My 2 cents; I am not a junior but carry the first and last name of my father. The only reason my parents chose not to make me a junior is because they gave me a different middle name. It was their choice not to make me a 'Junior'.

It is an absolute pleasure in my case to carry the name of my father. Some people may not have the same experience or opinion than I, but that is fine.

My father is an excellent, hard working, kind, and self less man. My sister is named after my grandmother. My twin brother, after my Uncle, and me after my father. My youngest brother was given a unique name that has no roots to our family, but just a name that my parents liked.

As a 31 year man, and a soon to be father, I may pass my father and my name to my son as well.

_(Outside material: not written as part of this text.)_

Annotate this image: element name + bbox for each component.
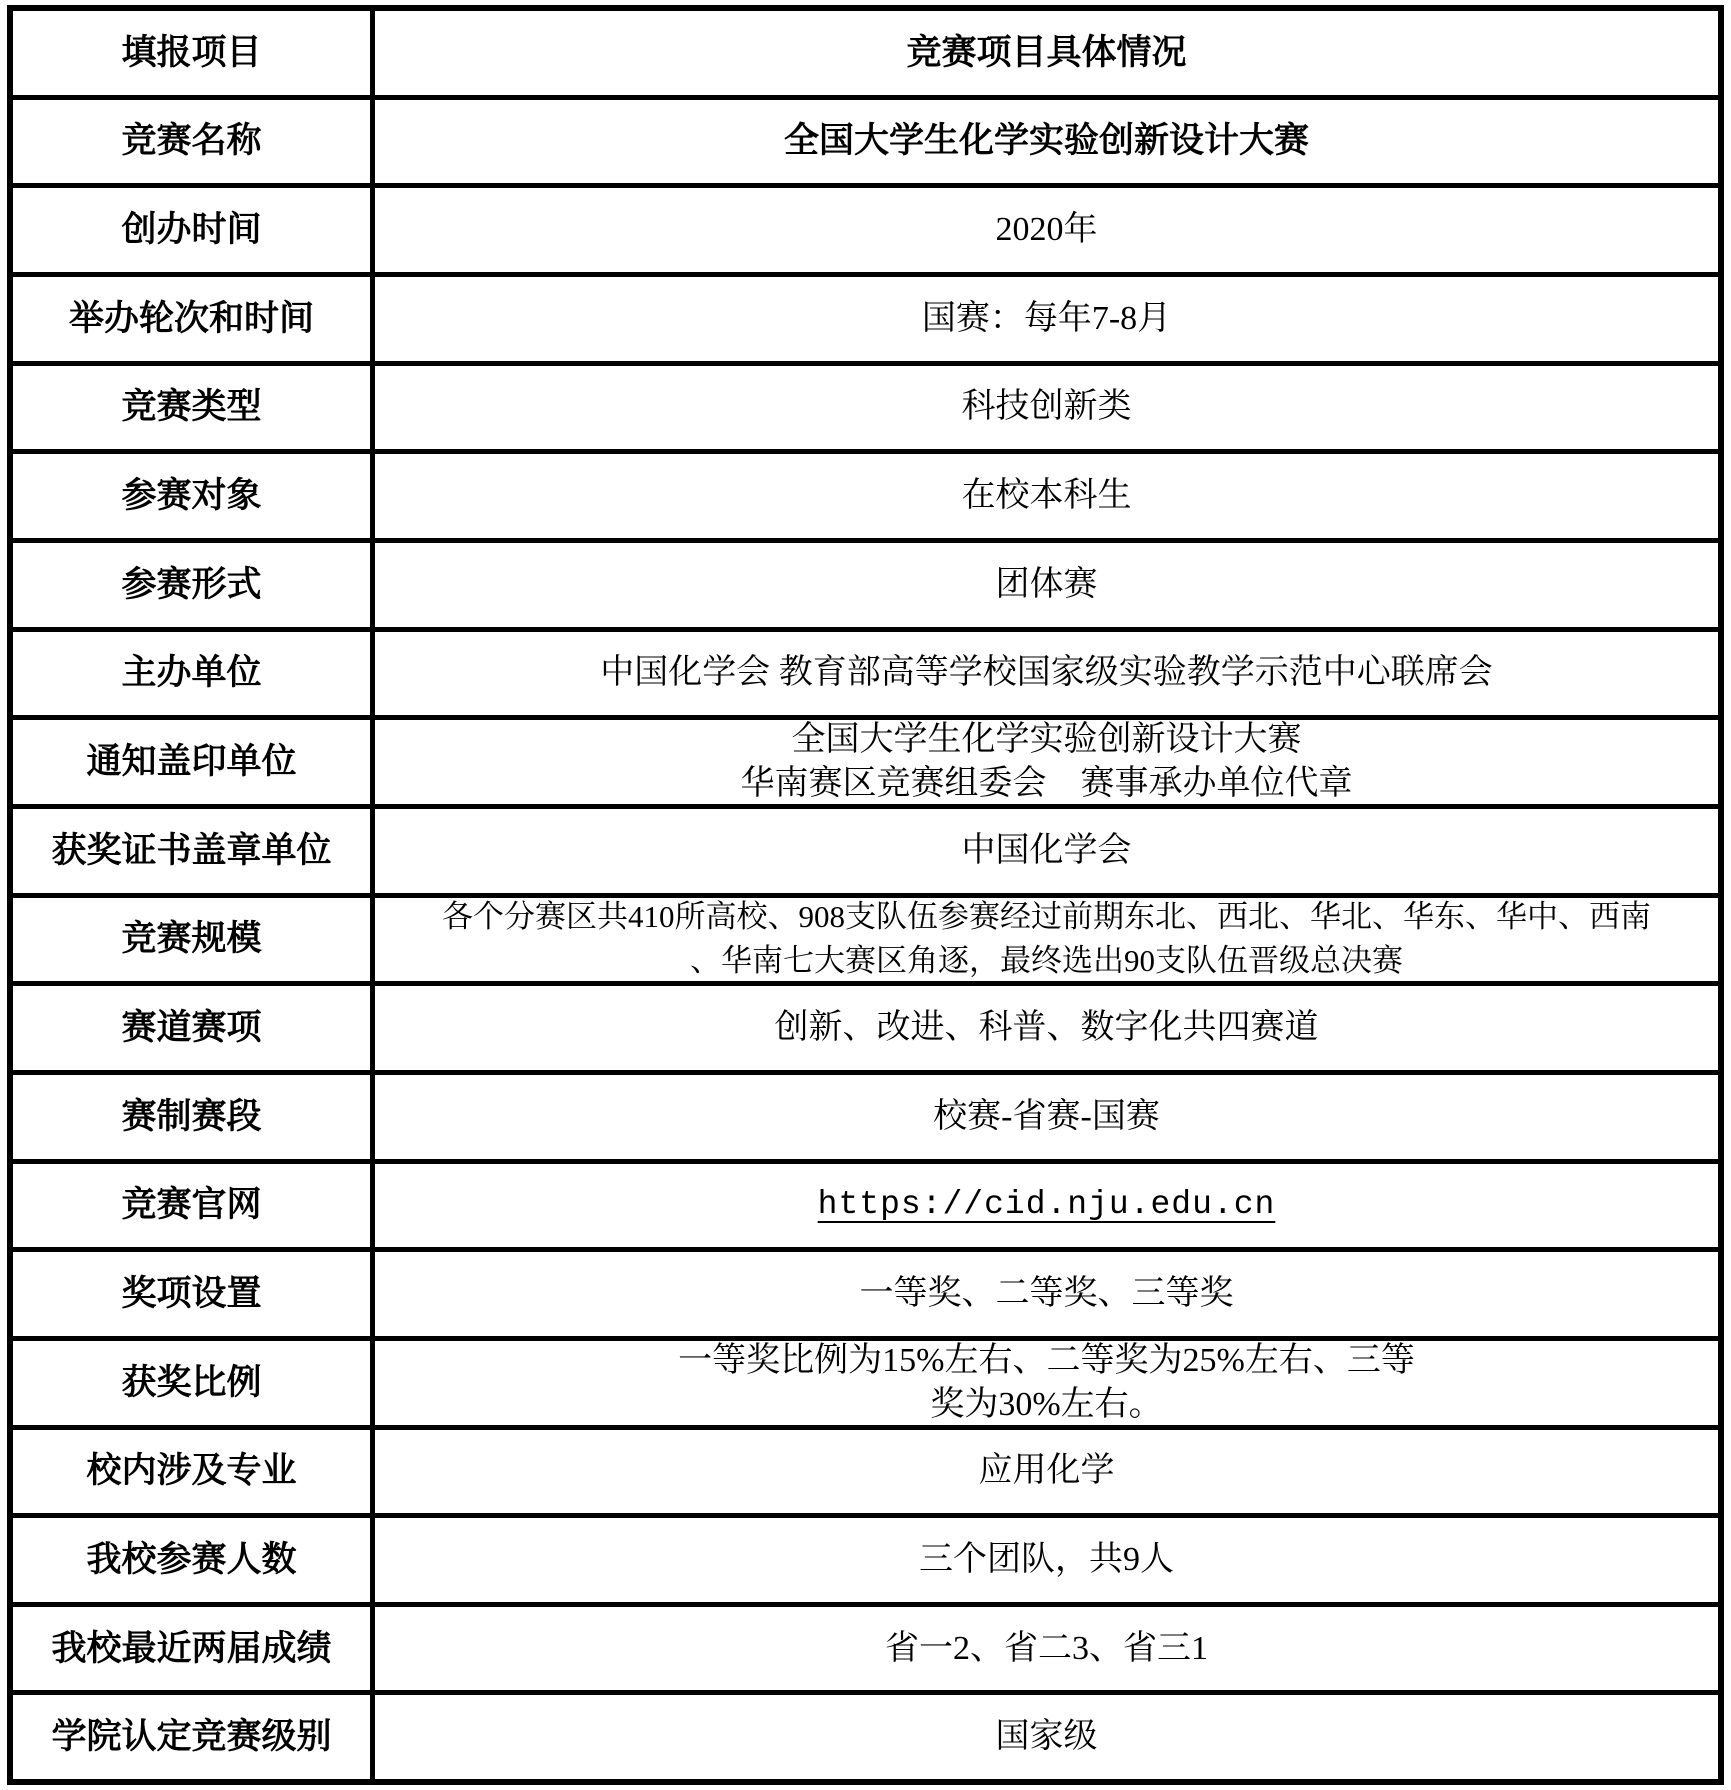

My wife loves the name Vito, and she wants to have a boy, and wants to name him Vito as well after me, and my father. She tells me all the time that she thinks my name is a strong name that people never forget. She also tells me all the time how a namesake can pass along so much more to your child. I read once that children who carry on a namesake typically have a stronger bond with their parent. They tend to want to accomplish something in the sake of their name, for themselves, but also for the family members that they share a name with.

To each their own. I do not believe it is egotistical, but a beautiful reminder of a great parent.

May 18, 2017 12:23 AM
By Anonymous (not verified)

Your an idiot.

January 16, 2018 12:39 PM
By steven sr. (not verified)

i have a son with my fiance. we made him a junior . she suggested it . its an honor and i am proud . everyones different though.